We have games that can emulate anything, and although they look pretty, according to software whizzes, graphics to completely support them and bring them to life are still far away.
That’s according to Epic Games’ Tim Sweeney who gave some insight into why. Speaking at the games developers tradeshow, Dice 2012, computer graphics expert told his audience that we’ll never reach graphics and realism we’re completely happy with.
According to Sweeny, the problem lies in the eyes. He was quoted by PC Perspective as saying the human eye has around 120 million monochrome receptors and 5M colour. Our peepers are also said to have a resolution of about 30 megapixels as well as being able to gather around 72 frames per second.
This, according to Sweeny is why avid gamers often question the need for frame rates higher than 70 in games.
Sweeny said the maximum required resolution for the human eye to reach its full PC visual gaming potential “in visual fidelity” is 2560×1600 with a 30 degree field of view. This rises to 8000×4000 with a 90 degree FOV.
You could compare the 2560×1600 resolution to what is shown on a 30 inch LCD panel.
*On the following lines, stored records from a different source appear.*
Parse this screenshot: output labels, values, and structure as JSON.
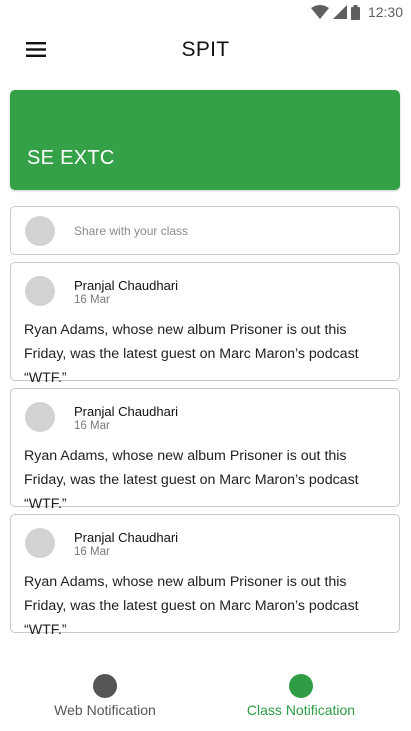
{
  "status_bar": {
    "time": "12:30",
    "icons": [
      "wifi-icon",
      "signal-icon",
      "battery-icon"
    ]
  },
  "app_bar": {
    "title": "SPIT",
    "menu_icon": "hamburger-menu-icon"
  },
  "class_banner": {
    "name": "SE EXTC",
    "color": "#34a149"
  },
  "share": {
    "placeholder": "Share with your class"
  },
  "posts": [
    {
      "author": "Pranjal Chaudhari",
      "date": "16 Mar",
      "body": "Ryan Adams, whose new album Prisoner is out this Friday, was the latest guest on Marc Maron’s podcast “WTF.”"
    },
    {
      "author": "Pranjal Chaudhari",
      "date": "16 Mar",
      "body": "Ryan Adams, whose new album Prisoner is out this Friday, was the latest guest on Marc Maron’s podcast “WTF.”"
    },
    {
      "author": "Pranjal Chaudhari",
      "date": "16 Mar",
      "body": "Ryan Adams, whose new album Prisoner is out this Friday, was the latest guest on Marc Maron’s podcast “WTF.”"
    }
  ],
  "bottom_nav": {
    "web": {
      "label": "Web Notification",
      "color": "#555555"
    },
    "class": {
      "label": "Class Notification",
      "color": "#2e9d45",
      "active": true
    }
  }
}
The 8000×4000 resolutions, on the other hand, are said to be around 16x of that currently found in HDTVs.
The Nyquist theorem says that we’ll need around 40 billion triangles per second to reach something we’re completely happy with in games graphics at the 8000×4000 resolution. However, the fastest GPU for triangle processing can only handle 2.8 billion per second and the industry will need at least two more generations of work to reach this.